Cronaca Salerno, Salerno

San Valentino Torio, sequestro da 650mila euro a due società

Maxi sequestro di beni a San Valentino Torio per intestazione fittizia di beni, truffa aggravata, ricettazione e autoriciclaggio. I Carabinieri del Nucleo Investigativo di Salerno, nella mattinata odierna, hanno eseguito un provvedimento di sequestro preventivo della somma di 650mila euro a carico di tre persone (due salernitane e una napoletana titolare di una ditta individuale di Boscoreale) e una società agricola di Pagani.

San Valentino Torio, maxi sequestro di beni a due società

Hanno altresì sottoposto i due indagati della provincia di Salerno alla misura cautelare personale dell’obbligo di dimora e presentazione alla Polizia Giudiziaria, emessa dal GIP del Tribunale di Nocera Inferiore su richiesta della Procura. I reati contestati a vario titolo sono: intestazione fittizia di beni, truffa aggravata, ricettazione e autoriciclaggio.

Secondo l’impianto accusatorio, un 70enne di San Valentino Torio, L.C., noto per i suoi precedenti giudiziari anche di tipo associativo, ex sorvegliato speciale e già colpito da misura di prevenzione di tipo patrimoniale per un ammontare di 600mila euro avrebbe, in concorso con un prestanome incensurato di San Marzano sul Sarno aperto una fittizia attività di compravendita di auto di lusso ed epoca, conosciuta come “Pignataro Auto“, al fine di commettere truffe contro concessionari esteri (in particolar modo Olanda e Germania), e successivamente “ripulire” i proventi economici attraverso due imprese compiacenti. La sede della società è stata itinerante per oltre due anni (Roma, Firenze, Brescia, Bologna) per rendere più difficoltosa la sua individuazione.

Le indagini

Il modus operandi era sempre lo stesso, peraltro già utilizzato da L.C. nella commissione di svariate truffe nel corso degli anni, per le quali si trova già a giudizio con i suoi complici, poiché già colpito da numerosi provvedimenti cautelari a seguito di indagini coordinate da questa Procura della Repubblica. Preliminarmente L.C. e il suo complice costituivano un’azienda fantoccio registrandola alla Camera di commercio ed individuando come sede operativa un ufficio che affittavano presso strutture commerciali eleganti, comprensive di servizi di segretariato con personale dedicato (ignaro degli intenti illeciti della società), dando in tal modo una parvenza di affidabilità e serietà. Iniziavano poi a ricercare potenziali clienti di società estere di compravendita di auto di lusso, ritenuti più facilmente raggirabili, attraverso l’invio di centinaia di mail verso vari stati dell’Unione Europea, allegando liste di veicoli di pregio a prezzi concorrenziali. Le vittime, attirate da ciò ed avuti i primi contatti, venivano invitate in Italia per visionare fisicamente le autovetture propostegli.

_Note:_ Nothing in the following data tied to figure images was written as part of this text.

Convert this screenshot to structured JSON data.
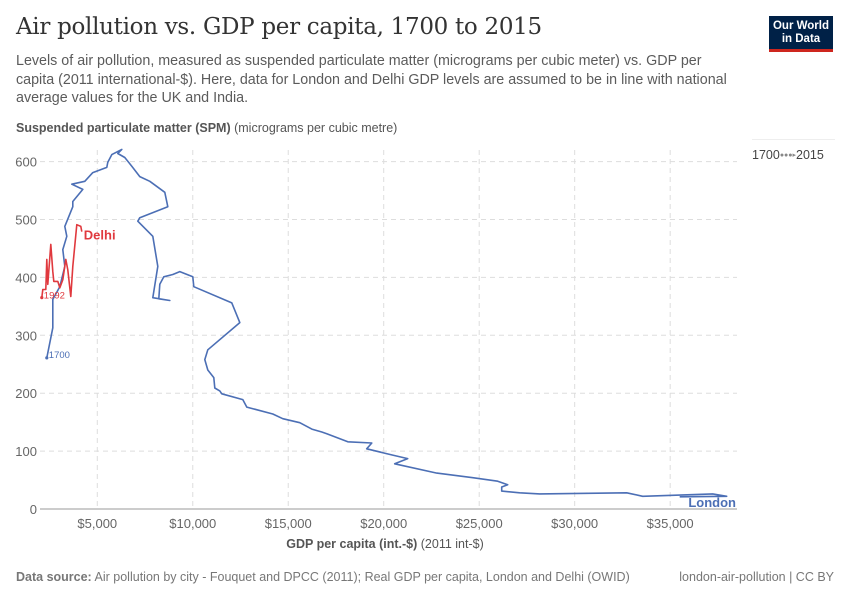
{
  "header": {
    "title": "Air pollution vs. GDP per capita, 1700 to 2015",
    "subtitle": "Levels of air pollution, measured as suspended particulate matter (micrograms per cubic meter) vs. GDP per capita (2011 international-$). Here, data for London and Delhi GDP levels are assumed to be in line with national average values for the UK and India.",
    "logo": "Our World in Data"
  },
  "timeline": {
    "start": "1700",
    "end": "2015",
    "arrow": "●●●▸"
  },
  "footer": {
    "source_label": "Data source:",
    "source_text": "Air pollution by city - Fouquet and DPCC (2011); Real GDP per capita, London and Delhi (OWID)",
    "slug": "london-air-pollution | CC BY"
  },
  "chart_data": {
    "type": "line",
    "title": "Air pollution vs. GDP per capita, 1700 to 2015",
    "ylabel_bold": "Suspended particulate matter (SPM)",
    "ylabel_unit": "(micrograms per cubic metre)",
    "xlabel_bold": "GDP per capita (int.-$)",
    "xlabel_unit": "(2011 int-$)",
    "xlim": [
      2000,
      38500
    ],
    "ylim": [
      0,
      620
    ],
    "xticks": [
      5000,
      10000,
      15000,
      20000,
      25000,
      30000,
      35000
    ],
    "xtick_labels": [
      "$5,000",
      "$10,000",
      "$15,000",
      "$20,000",
      "$25,000",
      "$30,000",
      "$35,000"
    ],
    "yticks": [
      0,
      100,
      200,
      300,
      400,
      500,
      600
    ],
    "ytick_labels": [
      "0",
      "100",
      "200",
      "300",
      "400",
      "500",
      "600"
    ],
    "grid": true,
    "series": [
      {
        "name": "London",
        "color": "#4c6fb5",
        "start_label": "1700",
        "points": [
          [
            2356,
            261
          ],
          [
            2670,
            313
          ],
          [
            2670,
            362
          ],
          [
            3037,
            384
          ],
          [
            3299,
            419
          ],
          [
            3194,
            448
          ],
          [
            3403,
            471
          ],
          [
            3299,
            488
          ],
          [
            3718,
            522
          ],
          [
            3718,
            531
          ],
          [
            4241,
            552
          ],
          [
            3665,
            561
          ],
          [
            4346,
            566
          ],
          [
            4765,
            581
          ],
          [
            5498,
            590
          ],
          [
            5550,
            599
          ],
          [
            5760,
            612
          ],
          [
            6283,
            621
          ],
          [
            6074,
            614
          ],
          [
            6440,
            607
          ],
          [
            6807,
            592
          ],
          [
            7226,
            574
          ],
          [
            7749,
            566
          ],
          [
            8535,
            547
          ],
          [
            8692,
            522
          ],
          [
            7226,
            503
          ],
          [
            7121,
            497
          ],
          [
            7906,
            471
          ],
          [
            8168,
            419
          ],
          [
            7906,
            365
          ],
          [
            8796,
            360
          ],
          [
            8221,
            363
          ],
          [
            8273,
            388
          ],
          [
            8482,
            401
          ],
          [
            8953,
            405
          ],
          [
            9320,
            410
          ],
          [
            10000,
            401
          ],
          [
            10053,
            384
          ],
          [
            12043,
            356
          ],
          [
            12462,
            322
          ],
          [
            10786,
            275
          ],
          [
            10629,
            258
          ],
          [
            10786,
            240
          ],
          [
            11100,
            227
          ],
          [
            11153,
            209
          ],
          [
            11414,
            204
          ],
          [
            11519,
            199
          ],
          [
            12618,
            189
          ],
          [
            12828,
            176
          ],
          [
            14190,
            164
          ],
          [
            14713,
            156
          ],
          [
            15603,
            149
          ],
          [
            16232,
            138
          ],
          [
            16755,
            133
          ],
          [
            17017,
            130
          ],
          [
            18117,
            116
          ],
          [
            19373,
            114
          ],
          [
            19111,
            104
          ],
          [
            20472,
            93
          ],
          [
            21258,
            87
          ],
          [
            20577,
            78
          ],
          [
            22777,
            62
          ],
          [
            24662,
            54
          ],
          [
            25971,
            48
          ],
          [
            26494,
            42
          ],
          [
            26180,
            38
          ],
          [
            26180,
            31
          ],
          [
            27122,
            28
          ],
          [
            28170,
            26
          ],
          [
            32725,
            28
          ],
          [
            33563,
            22
          ],
          [
            35500,
            24
          ],
          [
            37228,
            26
          ],
          [
            37961,
            22
          ],
          [
            35500,
            21
          ]
        ]
      },
      {
        "name": "Delhi",
        "color": "#e0393e",
        "start_label": "1992",
        "points": [
          [
            2094,
            365
          ],
          [
            2147,
            379
          ],
          [
            2304,
            379
          ],
          [
            2356,
            431
          ],
          [
            2408,
            388
          ],
          [
            2566,
            457
          ],
          [
            2670,
            410
          ],
          [
            2723,
            393
          ],
          [
            2932,
            393
          ],
          [
            3037,
            382
          ],
          [
            3194,
            396
          ],
          [
            3351,
            431
          ],
          [
            3456,
            413
          ],
          [
            3613,
            367
          ],
          [
            3718,
            419
          ],
          [
            3927,
            491
          ],
          [
            4137,
            488
          ],
          [
            4189,
            479
          ]
        ]
      }
    ]
  }
}
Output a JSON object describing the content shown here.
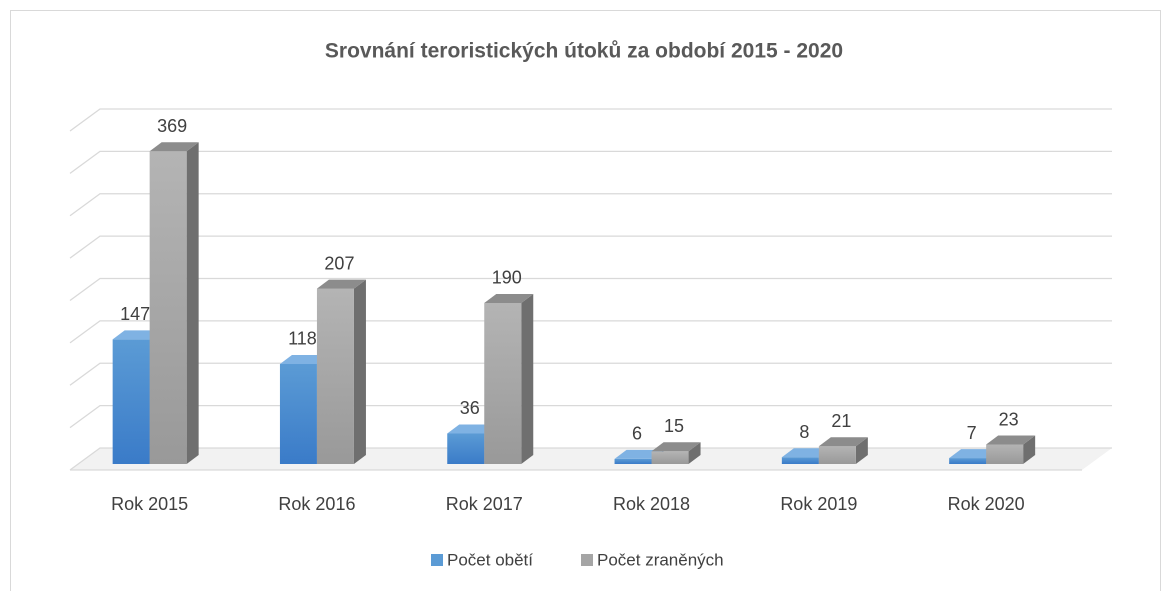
{
  "chart_data": {
    "type": "bar3d",
    "title": "Srovnání teroristických útoků za období 2015 - 2020",
    "categories": [
      "Rok 2015",
      "Rok 2016",
      "Rok 2017",
      "Rok 2018",
      "Rok 2019",
      "Rok 2020"
    ],
    "series": [
      {
        "name": "Počet obětí",
        "color": "#5b9bd5",
        "values": [
          147,
          118,
          36,
          6,
          8,
          7
        ]
      },
      {
        "name": "Počet zraněných",
        "color": "#a5a5a5",
        "values": [
          369,
          207,
          190,
          15,
          21,
          23
        ]
      }
    ],
    "ylim": [
      0,
      400
    ],
    "yticks": [
      0,
      50,
      100,
      150,
      200,
      250,
      300,
      350,
      400
    ],
    "grid": true
  }
}
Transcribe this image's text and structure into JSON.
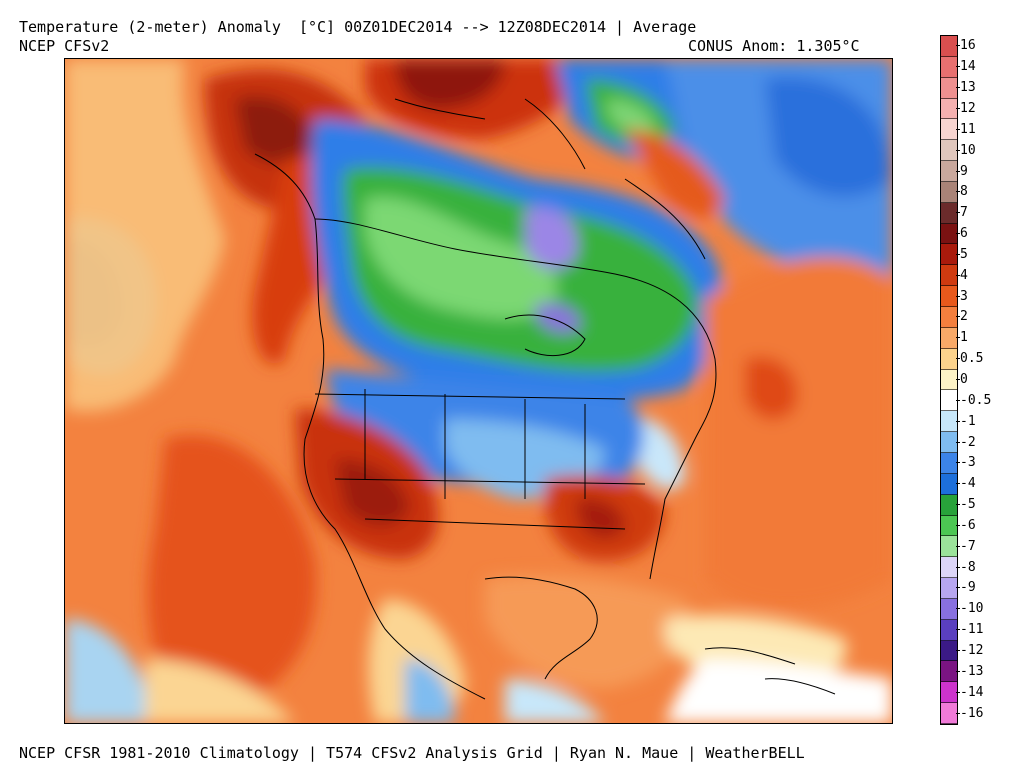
{
  "header": {
    "title": "Temperature (2-meter) Anomaly  [°C] 00Z01DEC2014 --> 12Z08DEC2014 | Average",
    "model": "NCEP CFSv2",
    "conus_anom": "CONUS Anom: 1.305°C"
  },
  "footer": "NCEP CFSR 1981-2010 Climatology | T574 CFSv2 Analysis Grid | Ryan N. Maue | WeatherBELL",
  "colorbar": {
    "labels": [
      "16",
      "14",
      "13",
      "12",
      "11",
      "10",
      "9",
      "8",
      "7",
      "6",
      "5",
      "4",
      "3",
      "2",
      "1",
      "0.5",
      "0",
      "-0.5",
      "-1",
      "-2",
      "-3",
      "-4",
      "-5",
      "-6",
      "-7",
      "-8",
      "-9",
      "-10",
      "-11",
      "-12",
      "-13",
      "-14",
      "-16"
    ],
    "colors": [
      "#d94f4f",
      "#e87070",
      "#ef9090",
      "#f5b0b0",
      "#f7d4d0",
      "#e0c7bd",
      "#c9a89d",
      "#a98377",
      "#6b2b2b",
      "#7a1212",
      "#a91a0c",
      "#cf3a10",
      "#e8591c",
      "#f47f3e",
      "#f8a968",
      "#fcd38c",
      "#fdf3c6",
      "#ffffff",
      "#c7e7fa",
      "#7fbcf0",
      "#3c84e8",
      "#1d6fdb",
      "#28a23a",
      "#4cc753",
      "#9be39a",
      "#dcd5f7",
      "#b7a6f0",
      "#8870e0",
      "#5a3fbf",
      "#3b1a86",
      "#7a1482",
      "#cc33cc",
      "#f07ad8"
    ]
  },
  "map": {
    "region": "North America",
    "legend_units": "°C"
  }
}
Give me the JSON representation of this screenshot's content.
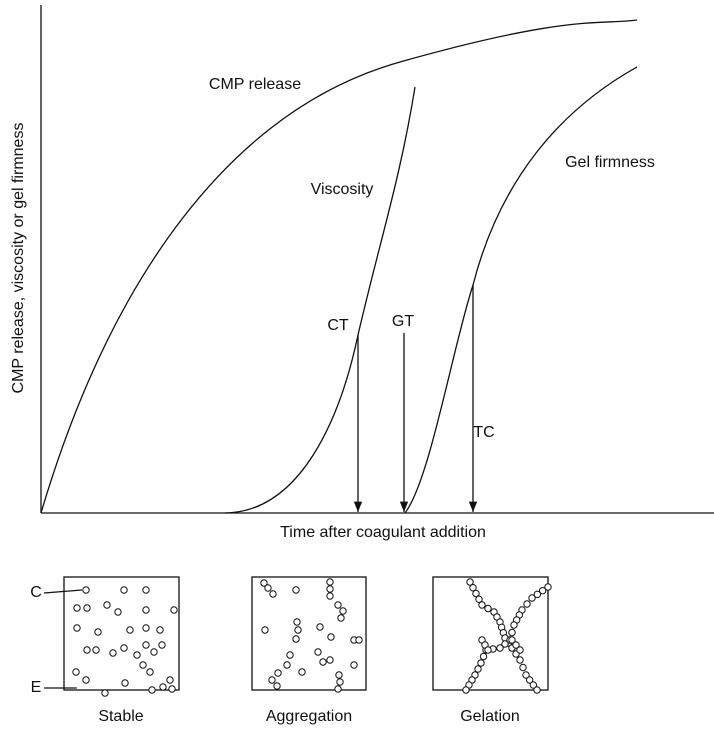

La seconda fase della truffa

I malfattori, al fine di rendere quanto più credibile la messinscena, presentandosi presso grosse aziende private in possesso di veicoli d’elite, stipulavano dei contratti preliminari di compravendita con l’esborso di modeste caparre confirmatorie. In tal modo avevano copia della documentazione del veicolo e, carpendo la fiducia dei reali venditori che li reputavano intermediari di mercato, potevano mostrare di persona alle loro vittime le vetture presso i luoghi di custodia.

Con tali artifizi, i due truffatori convincevano i loro clienti stranieri della serietà dell’affare, riuscendo in tal modo a ricevere l’intero importo del prezzo pattuito o comunque un acconto, ben superiore alla caparra confirmatoria che avevano messo in conto di perdere.

A questo punto, L.C. e il suo complice avevano la necessità di “ripulirsi“. Falsificavano i contratti stipulati aumentando i prezzi pattuiti per replicare, in tal modo, alle doglianze dei clienti e giustificare la mancata consegna delle auto anche in sede civile. Successivamente, le somme di denaro illecitamente acquisite nella commissione delle truffe venivano trasferite su molteplici conti correnti della medesima “Pignataro Auto”, per poi essere bonificati verso i conti di aziende compiacenti, situate a Pagani e Boscoreale anch’esse raggiunte dall’odierno provvedimento di sequestro preventivo, poiché le operazioni di trasferimento del denaro sono state valutate come operazioni di ricettazione.